Membuatku seolah-olah seorang pecundang. Yang
begitu saja mengusik ketenangan hari-hari orang lain.
Tapi salahkah aku jika bersimpati padanya?
Inikah yang dikata teman-teman sebagai cinta? Atau haruskah rasa itu kubunuh
saat tahu dia tak menginginkanku? Tapi bagaimana mungkin. Toh lelaki itu tak
pernah sekalipun bercakap sepatah kata padaku,apalagi mengenalku? Apalagi tahu
perasaanku?
Mestinya aku mempunyai hak untuk bersimpati
padanya. Walaupun itu berarti aku harus bersaing keras dengan segala perbedaan
antara aku dengannya. Dia, yang menurutku hampir sempurna. Dia dengan tutur
bahasanya yang halus. Dengan cara pandang yang jauh melebihi aku padahal ia
hanya beberapa bulan mendahuluiku memijak bumi. Dia,dengan segala
kemandiriannya. Tak kupungkiri pula, fisiknya yang teramat memikat.

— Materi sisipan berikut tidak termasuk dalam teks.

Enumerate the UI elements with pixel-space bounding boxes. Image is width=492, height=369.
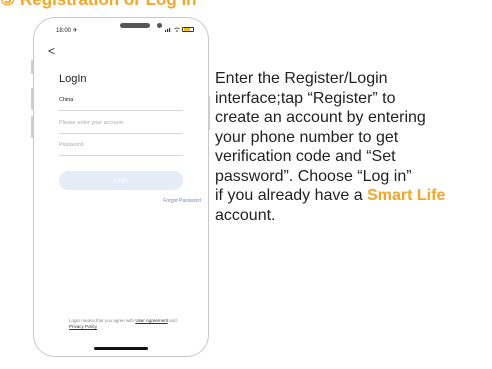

Dan semua yang ada pada dirinya tentu tak
sebanding denganku yang berparas biasa saja, otak secukupnya, bergantung pada
orangtua, pada intinya aku TAK MENARIK.
Sejenak aku berhenti bernafas,
menutup mataku untuk kemudian kubuka lagi dan kuhembuskan nafasku lagi. Kedua jarum
jam menunjuk angka sepuluh. Kini titik air tak lagi berasal dari langit. Hanya
tersisa dari dahan pohon-pohon di taman serta ujung atap tinggi bangunan
sekolah. Dingin yang menusuk telah beralih menjadi sejuk.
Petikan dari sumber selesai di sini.